Неустроенному месту — неустроенные жильцы. Они будто собраны по кусочкам, что удалось сохранить, то и одёжка. Кому тулупчик перепал, кому меха полоса, обернувшаяся шапкой, та плат серой шести сохранила, а другая — целу мужчину шинель да ещё и остов диска-кокошника к ней. Намотали на себя, что смогли, но к холоду привыкли, даже ходят уже, как пингвины. Чуть покачиваясь, снуют по небольшому клочку (сцена новосибирского «Старого дома» здесь так мала, что больше напоминает узкий прямоугольник репетиционного зала) среди «деревьев».

Именно в этом разъятом мире посреди очередного обретения огня и появляется Снегурочка — свирельного голоса, белая, цельнокроенная, вертикальная. Она, в отличие от свистящих, шипящих, молчащих берендеев, поёт. Но и её протяжное высокогорное «а-а-а-а» постепенно тает, оканчиваясь похожим на ноздреватый весенний снег баском. Вслед за исчезнувшим чистым звуком в пепельной толпе растворится и его «хозяйка», уйдёт вдаль, за спины аборигенов.

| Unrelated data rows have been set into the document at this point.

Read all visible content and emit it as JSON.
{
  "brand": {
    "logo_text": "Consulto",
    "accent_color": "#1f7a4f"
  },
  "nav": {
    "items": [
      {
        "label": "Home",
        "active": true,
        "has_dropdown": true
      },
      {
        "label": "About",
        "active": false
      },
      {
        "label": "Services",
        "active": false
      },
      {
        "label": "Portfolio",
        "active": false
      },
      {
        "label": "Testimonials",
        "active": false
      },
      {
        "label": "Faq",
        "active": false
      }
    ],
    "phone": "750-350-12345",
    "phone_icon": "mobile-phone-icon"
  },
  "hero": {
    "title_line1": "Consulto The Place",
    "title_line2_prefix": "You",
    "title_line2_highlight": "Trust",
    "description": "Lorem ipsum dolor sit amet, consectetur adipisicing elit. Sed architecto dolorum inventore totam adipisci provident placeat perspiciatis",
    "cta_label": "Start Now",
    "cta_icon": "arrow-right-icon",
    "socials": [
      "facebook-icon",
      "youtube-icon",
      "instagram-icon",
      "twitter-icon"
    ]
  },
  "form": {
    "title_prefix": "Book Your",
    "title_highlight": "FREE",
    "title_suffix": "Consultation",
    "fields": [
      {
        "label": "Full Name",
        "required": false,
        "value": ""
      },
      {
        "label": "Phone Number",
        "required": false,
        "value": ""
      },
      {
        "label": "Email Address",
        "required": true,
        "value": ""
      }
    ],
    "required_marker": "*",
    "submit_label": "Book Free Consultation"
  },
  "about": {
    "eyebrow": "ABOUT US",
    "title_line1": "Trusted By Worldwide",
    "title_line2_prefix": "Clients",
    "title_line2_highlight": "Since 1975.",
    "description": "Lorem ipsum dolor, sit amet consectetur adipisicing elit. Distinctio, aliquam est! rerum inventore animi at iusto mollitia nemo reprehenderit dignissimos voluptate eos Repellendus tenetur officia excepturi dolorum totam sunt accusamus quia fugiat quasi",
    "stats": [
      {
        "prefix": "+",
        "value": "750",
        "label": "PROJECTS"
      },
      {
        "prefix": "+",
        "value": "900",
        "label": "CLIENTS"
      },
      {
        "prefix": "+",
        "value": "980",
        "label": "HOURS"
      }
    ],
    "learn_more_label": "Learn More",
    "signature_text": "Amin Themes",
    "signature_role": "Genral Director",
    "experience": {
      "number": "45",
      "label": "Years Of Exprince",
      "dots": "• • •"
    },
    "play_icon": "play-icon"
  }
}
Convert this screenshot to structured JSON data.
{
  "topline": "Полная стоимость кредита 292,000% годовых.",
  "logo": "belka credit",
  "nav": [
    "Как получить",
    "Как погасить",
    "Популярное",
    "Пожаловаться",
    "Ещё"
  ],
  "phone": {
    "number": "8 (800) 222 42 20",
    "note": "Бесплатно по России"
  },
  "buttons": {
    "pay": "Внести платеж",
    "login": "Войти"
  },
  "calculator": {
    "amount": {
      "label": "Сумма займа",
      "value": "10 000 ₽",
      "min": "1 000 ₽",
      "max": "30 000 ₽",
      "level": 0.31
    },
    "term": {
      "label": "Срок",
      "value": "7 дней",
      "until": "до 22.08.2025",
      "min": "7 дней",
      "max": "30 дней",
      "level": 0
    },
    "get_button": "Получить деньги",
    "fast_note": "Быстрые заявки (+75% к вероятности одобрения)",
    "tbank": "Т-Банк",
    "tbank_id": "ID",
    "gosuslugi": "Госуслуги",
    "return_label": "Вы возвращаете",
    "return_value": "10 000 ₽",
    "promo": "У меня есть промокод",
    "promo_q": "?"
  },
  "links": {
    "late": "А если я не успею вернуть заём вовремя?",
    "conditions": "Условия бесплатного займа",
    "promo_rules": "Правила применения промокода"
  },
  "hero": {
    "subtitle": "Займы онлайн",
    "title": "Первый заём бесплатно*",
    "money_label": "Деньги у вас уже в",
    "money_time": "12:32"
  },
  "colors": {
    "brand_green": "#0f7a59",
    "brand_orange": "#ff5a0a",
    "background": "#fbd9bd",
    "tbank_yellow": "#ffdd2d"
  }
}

Начало бессловесной новосибирской «Снегурочки», в сжатом виде являющее идеи и движущие силы сюжета, может напомнить, например, многочисленные «Вёсны священные». Девушка, становящаяся ритуальной жертвой, Избранница — как точка отсчёта. Наверно, при определённой доле фантазии и её изощренности можно найти и параллели или поводы для них и между прерывистой, напряжённо затихающей и тут же вскрикивающей музыкой Александра Маноцкова и внешне дисгагармоничными голосами инструментов Игоря Стравинского. В рамках сравнения всего со всем и насильственного роднения сюда же можно прибавить размышления о том, отсылают ли фронтальные мизансцены «на зал», выстроенные режиссёром Галиной Пьяновой, к театру Бертольда Брехта. Или визуальный ряд относит нас на север, к Юрию Бутусову и уже его совсем таким же оборванным и потерянным героям? И, конечно, не забудем об отношениях с Островским, чья пьеса и стала основой для фантастической оперы (как обозначил жанр спектакля «Старый дом»). А где ж тут классика и как её преподнесли? Нужно ли доставать из глубин памяти (подсознания?) то, как ставили пьесу «деды»?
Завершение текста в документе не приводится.